News: Diverse food service team shares passion during exercise
JOINT BASE LANGLEY-EUSTIS, Va. - Approximately 20 food service personnel from the 390th Seaport Operations Company, the 301st Military Police Company, the 302nd Transportation Company and the 743rd Seaport Operations Company have joined forces to prepare their first dinner meal July 28 for service members participating in the SPOC Train 13-2 exercise here.
Sgt. 1st Class Ferris Scott, with the 941st Transportation Company out of North Charleston, S.C., is the food service non-commissioned officer in charge of the food service staff during the exercise. He has made it his number-one goal to ensure supplies are stocked and ready to feed all the service members during their training. He also ensures the food preparation runs smoothly.
“My biggest challenge, let’s say for the next three days, is to have a true head count,” said Scott. “That way I know how to order my food. And once I get a good handle on that, everything else is history.”
There are more than 500 service members from more than 16 units expected to be participating in the exercise, which focuses on ocean terminal operations and cargo transportation training along with force protection measures.
Scott is prepared to tackle the task of feeding service members by simply going by the numbers.
“Mainly, everything is based on a 21-day menu, and all meals are based on 100 servings,” said Scott. As a mathematician would contemplate an equation, Scott breaks down how many pounds of meat he will need based on the number of people he knows he has to serve.
Scott has the added bonus of being able to buy produce and other food through local purchase. This means he can go directly to the commissary on post to order and pick up fresh groceries.
At the other end of the numbers game, Sgt. Iris Williams, a food service non-commissioned officer with the 390th SPOC, plans to face the challenge of feeding the large number of people a little differently. Williams, a native of Fajardo, Puerto Rico, and the first cook for the crew, puts up posters and plays salsa music in the dining hall.
The radio blasts rhythmic drumbeats as the other cooks dance and sway while they prepare the evening meal in the kitchen.
“Music tames the beast,” said Williams. “We are here to aid in the accomplishment of the mission, and after a hard day’s work, sitting down to a good meal can do that. Good food equals better soldiers … so they can gain knowledge from the training.”
Williams also created colorful posters herself and displays them for service members to read as they wait in line for dinner. The posters educate on healthy food choices and the importance of taking care of the body through drinking enough water.
Williams said it isn’t hard working with people from different units because some of them have had the opportunity to work together before.
“Our communication is excellent,” she said.
Williams said the crew’s passion for cooking is what makes them succeed at their work.
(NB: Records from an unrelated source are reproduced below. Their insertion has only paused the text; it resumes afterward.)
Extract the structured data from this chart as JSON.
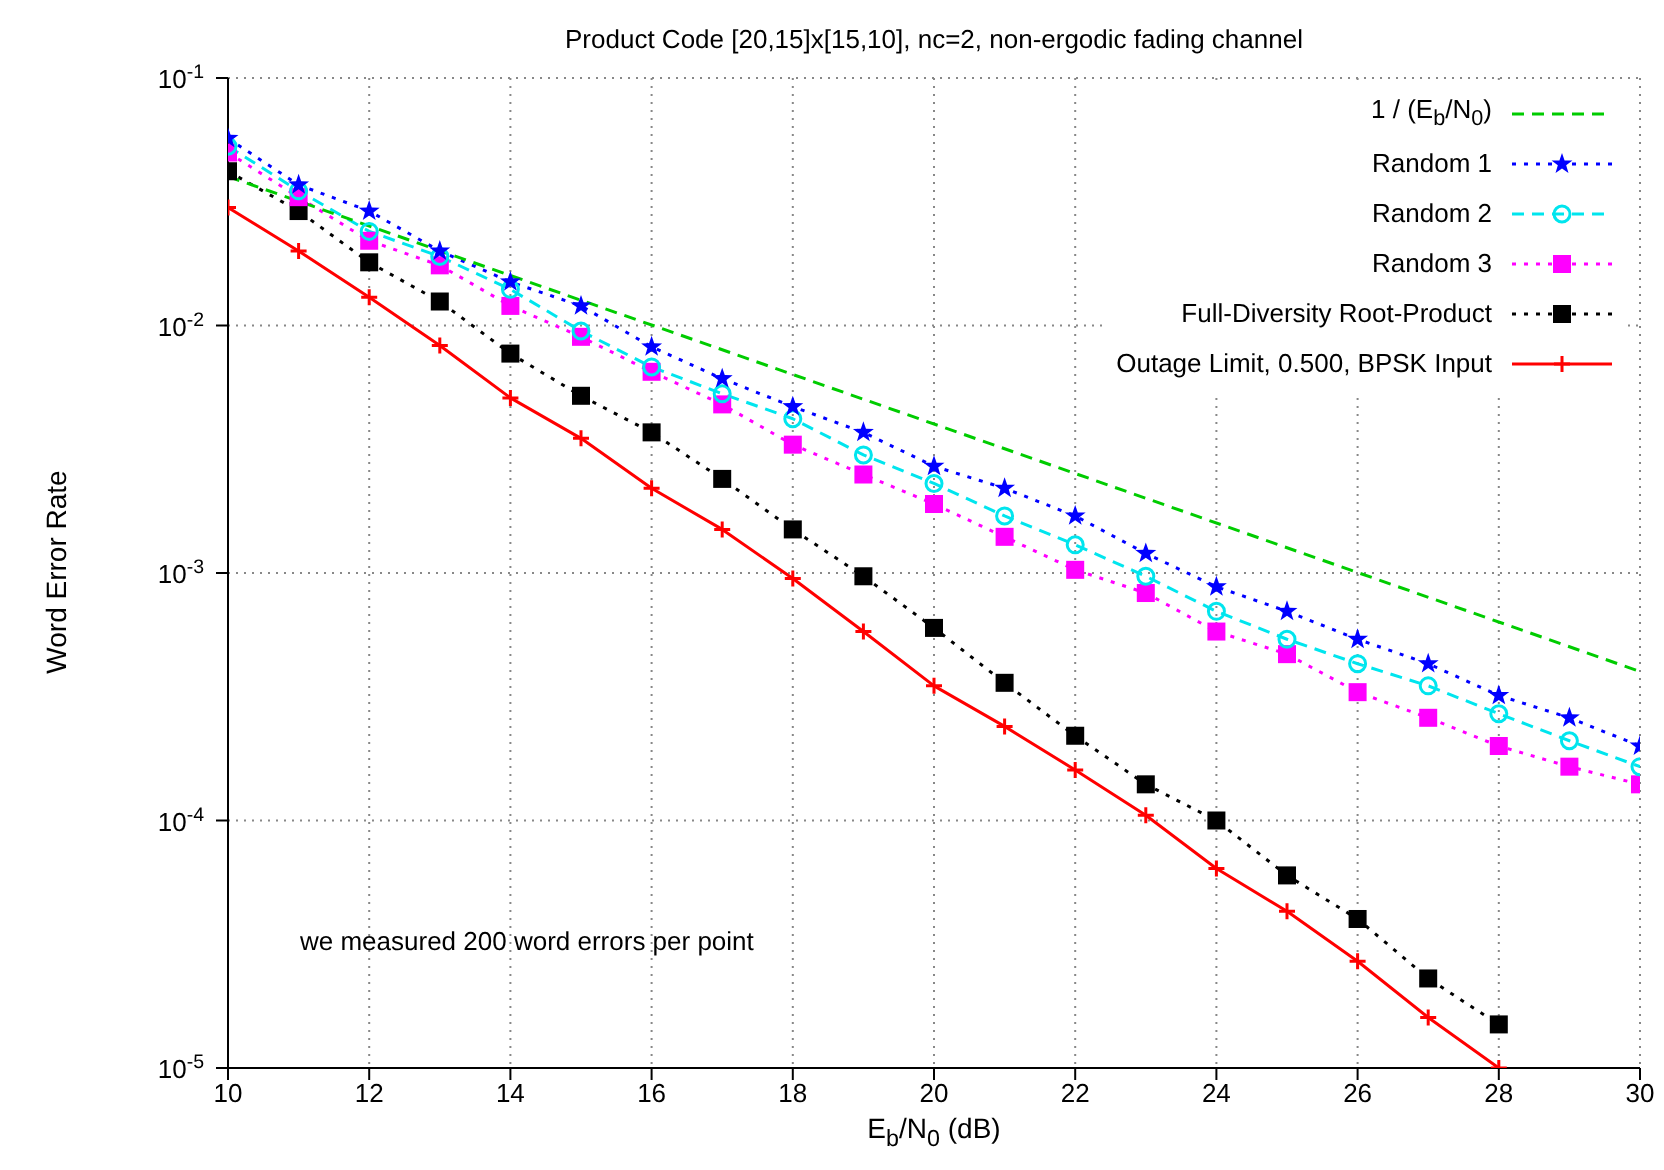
{
  "chart_data": {
    "type": "line",
    "title": "Product Code [20,15]x[15,10], nc=2, non-ergodic fading channel",
    "xlabel": "E$_{b}$/N$_{0}$ (dB)",
    "ylabel": "Word Error Rate",
    "annotations": [
      "we measured 200 word errors per point"
    ],
    "x": [
      10,
      11,
      12,
      13,
      14,
      15,
      16,
      17,
      18,
      19,
      20,
      21,
      22,
      23,
      24,
      25,
      26,
      27,
      28,
      29,
      30
    ],
    "series": [
      {
        "name": "1 / (E$_{b}$/N$_{0}$)",
        "color": "#00cc00",
        "x": [
          10,
          30
        ],
        "values": [
          0.04,
          0.0004
        ],
        "marker": "none",
        "line_style": "dashed"
      },
      {
        "name": "Random 1",
        "color": "#0000ff",
        "values": [
          0.057,
          0.037,
          0.029,
          0.02,
          0.015,
          0.012,
          0.0082,
          0.0061,
          0.0047,
          0.0037,
          0.0027,
          0.0022,
          0.0017,
          0.0012,
          0.00088,
          0.0007,
          0.00054,
          0.00043,
          0.00032,
          0.00026,
          0.0002
        ],
        "marker": "star",
        "line_style": "dotted"
      },
      {
        "name": "Random 2",
        "color": "#00e5ee",
        "values": [
          0.053,
          0.035,
          0.024,
          0.019,
          0.014,
          0.0095,
          0.0068,
          0.0053,
          0.0042,
          0.003,
          0.0023,
          0.0017,
          0.0013,
          0.00097,
          0.0007,
          0.00054,
          0.00043,
          0.00035,
          0.00027,
          0.00021,
          0.000165
        ],
        "marker": "circle",
        "line_style": "dashed"
      },
      {
        "name": "Random 3",
        "color": "#ff00ff",
        "values": [
          0.05,
          0.033,
          0.022,
          0.0175,
          0.012,
          0.009,
          0.0065,
          0.0048,
          0.0033,
          0.0025,
          0.0019,
          0.0014,
          0.00103,
          0.00083,
          0.00058,
          0.00047,
          0.00033,
          0.00026,
          0.0002,
          0.000165,
          0.00014
        ],
        "marker": "square",
        "line_style": "dotted"
      },
      {
        "name": "Full-Diversity Root-Product",
        "color": "#000000",
        "x": [
          10,
          11,
          12,
          13,
          14,
          15,
          16,
          17,
          18,
          19,
          20,
          21,
          22,
          23,
          24,
          25,
          26,
          27,
          28
        ],
        "values": [
          0.042,
          0.029,
          0.018,
          0.0125,
          0.0077,
          0.0052,
          0.0037,
          0.0024,
          0.0015,
          0.00097,
          0.0006,
          0.00036,
          0.00022,
          0.00014,
          0.0001,
          6e-05,
          4e-05,
          2.3e-05,
          1.5e-05
        ],
        "marker": "square",
        "line_style": "dotted"
      },
      {
        "name": "Outage Limit, 0.500, BPSK Input",
        "color": "#ff0000",
        "x": [
          10,
          11,
          12,
          13,
          14,
          15,
          16,
          17,
          18,
          19,
          20,
          21,
          22,
          23,
          24,
          25,
          26,
          27,
          28
        ],
        "values": [
          0.03,
          0.02,
          0.013,
          0.0083,
          0.0051,
          0.0035,
          0.0022,
          0.0015,
          0.00095,
          0.00058,
          0.00035,
          0.00024,
          0.00016,
          0.000105,
          6.4e-05,
          4.3e-05,
          2.7e-05,
          1.6e-05,
          1e-05
        ],
        "marker": "cross",
        "line_style": "solid"
      }
    ],
    "xlim": [
      10,
      30
    ],
    "xticks": [
      10,
      12,
      14,
      16,
      18,
      20,
      22,
      24,
      26,
      28,
      30
    ],
    "ylim": [
      1e-05,
      0.1
    ],
    "log": "y",
    "yticks": [
      {
        "value": 1e-05,
        "label": "10$^{-5}$"
      },
      {
        "value": 0.0001,
        "label": "10$^{-4}$"
      },
      {
        "value": 0.001,
        "label": "10$^{-3}$"
      },
      {
        "value": 0.01,
        "label": "10$^{-2}$"
      },
      {
        "value": 0.1,
        "label": "10$^{-1}$"
      }
    ],
    "grid": true,
    "legend": "top right"
  }
}
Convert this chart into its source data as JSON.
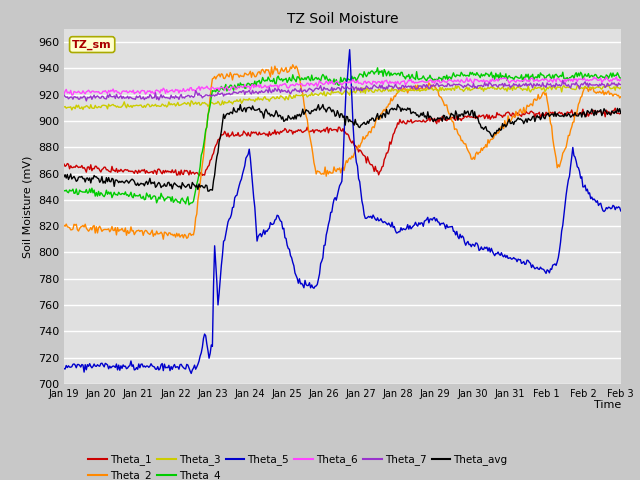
{
  "title": "TZ Soil Moisture",
  "xlabel": "Time",
  "ylabel": "Soil Moisture (mV)",
  "ylim": [
    700,
    970
  ],
  "yticks": [
    700,
    720,
    740,
    760,
    780,
    800,
    820,
    840,
    860,
    880,
    900,
    920,
    940,
    960
  ],
  "tick_labels": [
    "Jan 19",
    "Jan 20",
    "Jan 21",
    "Jan 22",
    "Jan 23",
    "Jan 24",
    "Jan 25",
    "Jan 26",
    "Jan 27",
    "Jan 28",
    "Jan 29",
    "Jan 30",
    "Jan 31",
    "Feb 1",
    "Feb 2",
    "Feb 3"
  ],
  "series_colors": {
    "Theta_1": "#cc0000",
    "Theta_2": "#ff8800",
    "Theta_3": "#cccc00",
    "Theta_4": "#00cc00",
    "Theta_5": "#0000cc",
    "Theta_6": "#ff44ff",
    "Theta_7": "#9933cc",
    "Theta_avg": "#000000"
  },
  "fig_bg": "#c8c8c8",
  "ax_bg": "#e0e0e0",
  "grid_color": "#ffffff",
  "lw": 1.0,
  "figsize": [
    6.4,
    4.8
  ],
  "dpi": 100
}
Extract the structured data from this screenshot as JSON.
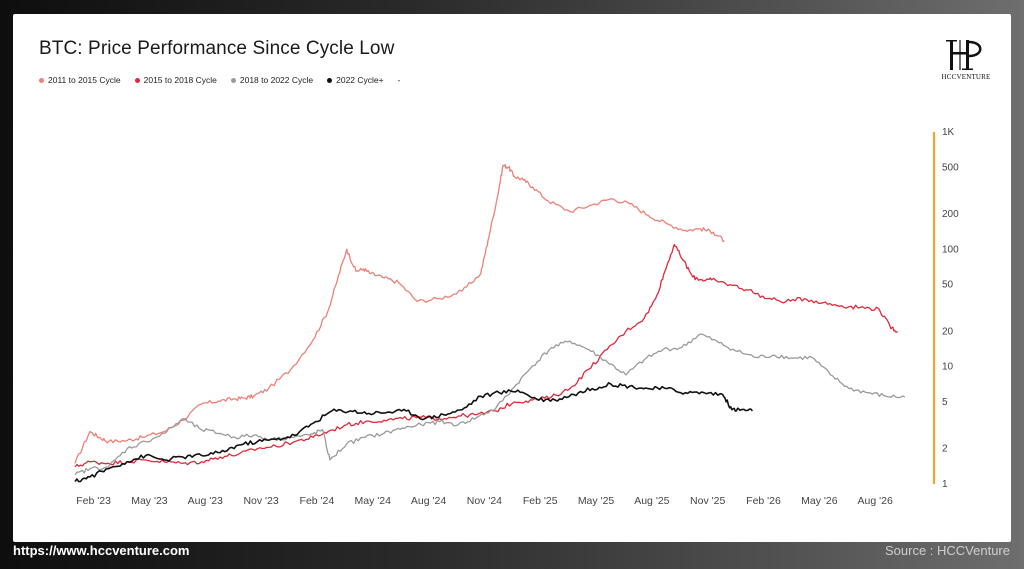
{
  "chart_data": {
    "type": "line",
    "title": "BTC: Price Performance Since Cycle Low",
    "xlabel": "",
    "ylabel": "",
    "y_scale": "log",
    "ylim": [
      1,
      1000
    ],
    "y_ticks": [
      1,
      2,
      5,
      10,
      20,
      50,
      100,
      200,
      500,
      1000
    ],
    "y_tick_labels": [
      "1",
      "2",
      "5",
      "10",
      "20",
      "50",
      "100",
      "200",
      "500",
      "1K"
    ],
    "x_ticks": [
      "Feb '23",
      "May '23",
      "Aug '23",
      "Nov '23",
      "Feb '24",
      "May '24",
      "Aug '24",
      "Nov '24",
      "Feb '25",
      "May '25",
      "Aug '25",
      "Nov '25",
      "Feb '26",
      "May '26",
      "Aug '26"
    ],
    "x_units": "months since Jan '23",
    "xlim": [
      0,
      46
    ],
    "legend_placement": "top-left",
    "legend_trailing": "-",
    "series": [
      {
        "name": "2011 to 2015 Cycle",
        "color": "#ef8078",
        "x": [
          0,
          0.8,
          1.3,
          1.8,
          2.8,
          3.6,
          4.8,
          5.8,
          6.8,
          7.7,
          8.5,
          9.1,
          9.6,
          10.4,
          11.6,
          12.8,
          13.6,
          14.1,
          14.6,
          15.1,
          15.5,
          15.9,
          16.5,
          17.4,
          18.4,
          19.6,
          20.8,
          21.8,
          22.2,
          22.7,
          23.0,
          23.3,
          23.6,
          24.1,
          24.6,
          25.4,
          26.6,
          27.8,
          28.8,
          29.8,
          30.8,
          31.8,
          32.8,
          33.6,
          34.3,
          34.9
        ],
        "y": [
          1.5,
          2.8,
          2.5,
          2.3,
          2.35,
          2.5,
          2.8,
          3.5,
          4.8,
          5.1,
          5.3,
          5.4,
          5.6,
          6.5,
          9.5,
          17,
          30,
          55,
          100,
          65,
          68,
          62,
          58,
          52,
          36,
          38,
          44,
          62,
          120,
          280,
          520,
          500,
          420,
          390,
          340,
          260,
          210,
          240,
          270,
          245,
          195,
          165,
          145,
          150,
          140,
          118
        ]
      },
      {
        "name": "2015 to 2018 Cycle",
        "color": "#e2283a",
        "x": [
          0,
          0.8,
          1.8,
          2.8,
          3.8,
          4.8,
          5.8,
          6.8,
          7.8,
          8.8,
          9.8,
          10.8,
          11.8,
          12.8,
          13.6,
          14.6,
          15.6,
          16.6,
          17.6,
          18.6,
          19.6,
          20.6,
          21.6,
          22.6,
          23.6,
          24.6,
          25.6,
          26.6,
          27.6,
          28.6,
          29.6,
          30.6,
          31.2,
          31.7,
          32.2,
          32.7,
          33.2,
          33.7,
          34.2,
          35.2,
          36.2,
          37.2,
          38.2,
          39.2,
          40.2,
          41.2,
          42.2,
          43.2,
          43.8,
          44.2
        ],
        "y": [
          1.4,
          1.55,
          1.5,
          1.55,
          1.6,
          1.55,
          1.5,
          1.55,
          1.7,
          1.8,
          2.0,
          2.1,
          2.3,
          2.5,
          2.8,
          3.2,
          3.4,
          3.5,
          3.6,
          3.7,
          3.6,
          3.8,
          3.9,
          4.2,
          5.0,
          5.2,
          5.5,
          6.5,
          9.5,
          14,
          20,
          26,
          38,
          65,
          110,
          80,
          58,
          55,
          55,
          50,
          45,
          38,
          36,
          38,
          35,
          33,
          32,
          31,
          22,
          20
        ]
      },
      {
        "name": "2018 to 2022 Cycle",
        "color": "#9a9a98",
        "x": [
          0,
          0.8,
          1.8,
          2.8,
          3.8,
          4.8,
          5.8,
          6.8,
          7.8,
          8.6,
          9.6,
          10.6,
          11.6,
          12.6,
          13.3,
          13.7,
          14.6,
          15.6,
          16.6,
          17.6,
          18.6,
          19.6,
          20.6,
          21.6,
          22.6,
          23.6,
          24.6,
          25.6,
          26.6,
          27.6,
          28.6,
          29.6,
          30.6,
          31.6,
          32.6,
          33.6,
          34.6,
          35.6,
          36.6,
          37.6,
          38.6,
          39.6,
          40.6,
          41.6,
          42.6,
          43.6,
          44.6
        ],
        "y": [
          1.2,
          1.35,
          1.4,
          2.0,
          2.3,
          2.7,
          3.6,
          2.9,
          2.7,
          2.5,
          2.6,
          2.4,
          2.5,
          2.6,
          2.9,
          1.6,
          2.2,
          2.5,
          2.7,
          3.0,
          3.2,
          3.4,
          3.2,
          3.7,
          4.4,
          6.7,
          10.2,
          14.5,
          16.5,
          14,
          11,
          8.5,
          11.5,
          14,
          14.5,
          19,
          16,
          13.5,
          12,
          12.5,
          11.8,
          12,
          8.5,
          6.5,
          6.0,
          5.6,
          5.5
        ]
      },
      {
        "name": "2022 Cycle+",
        "color": "#111111",
        "x": [
          0,
          0.8,
          1.8,
          2.8,
          3.8,
          4.8,
          5.8,
          6.8,
          7.8,
          8.8,
          9.8,
          10.8,
          11.8,
          12.8,
          13.8,
          14.8,
          15.8,
          16.8,
          17.8,
          18.8,
          19.8,
          20.8,
          21.8,
          22.8,
          23.8,
          24.8,
          25.8,
          26.8,
          27.8,
          28.8,
          29.8,
          30.8,
          31.8,
          32.8,
          33.8,
          34.8,
          35.3,
          35.8,
          36.4
        ],
        "y": [
          1.05,
          1.15,
          1.35,
          1.55,
          1.75,
          1.6,
          1.7,
          1.75,
          1.85,
          2.15,
          2.3,
          2.4,
          2.6,
          3.3,
          4.2,
          4.2,
          4.0,
          4.1,
          4.2,
          3.6,
          3.9,
          4.3,
          5.6,
          6.0,
          6.3,
          5.3,
          5.2,
          5.8,
          6.5,
          7.1,
          6.8,
          6.5,
          6.5,
          6.0,
          6.0,
          5.8,
          4.3,
          4.3,
          4.2
        ]
      }
    ]
  },
  "logo": {
    "text": "HCCVENTURE"
  },
  "footer": {
    "url": "https://www.hccventure.com",
    "source": "Source : HCCVenture"
  },
  "axis_accent_color": "#f5a13a"
}
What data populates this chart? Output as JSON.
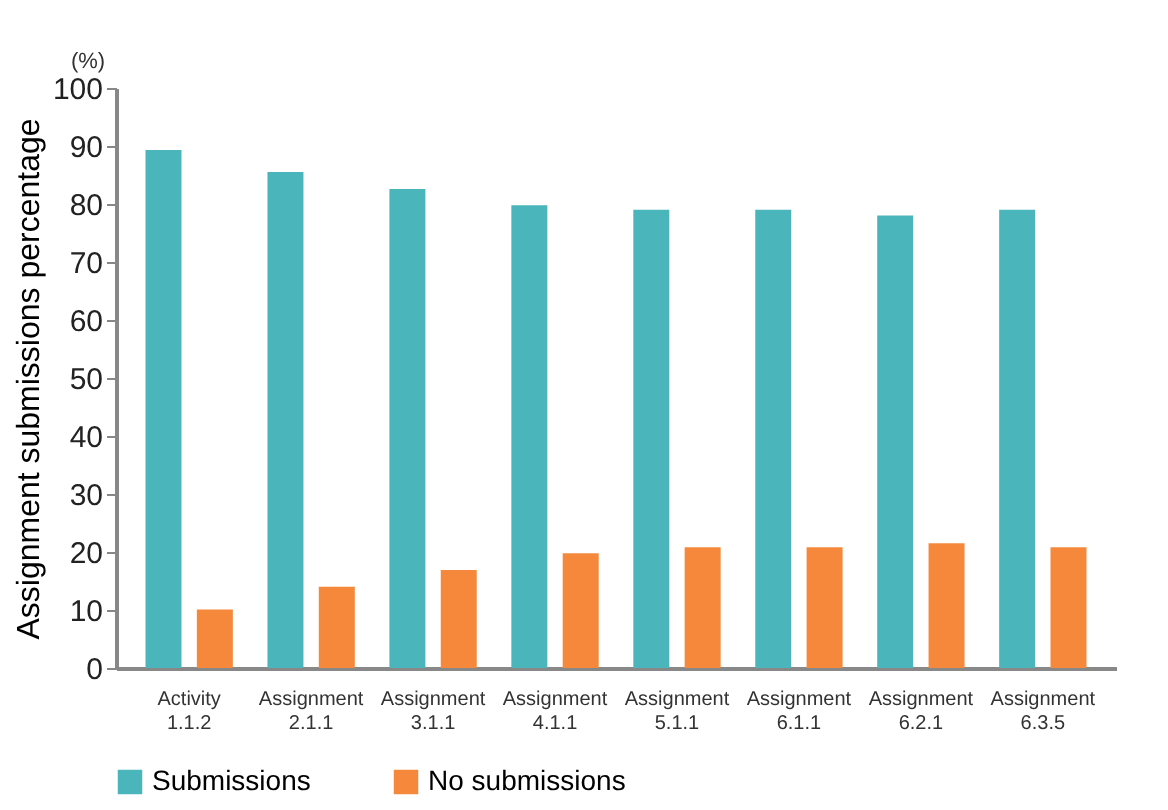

She said as long as people understand their purpose, they will have passion.
Scott isn’t all about the numbers and portions when it comes to his job. He plans to let the units prepare versions of their own local foods, as the crew consists of people from all over the world, such as Puerto Rico, the Dominican Republic, Haiti, as well as Virginia.
“To tell you the truth, I like my job because I can be creative,” said Scott. “And when I get in the kitchen, it’s just like when I get on a tractor trailer back home; I can drive all day long. I never get tired.”
As service members wait in line for dinner service in the dining hall, they occasionally can’t help but dance along to the music and eagerly await the first of many meals to come for the training days ahead.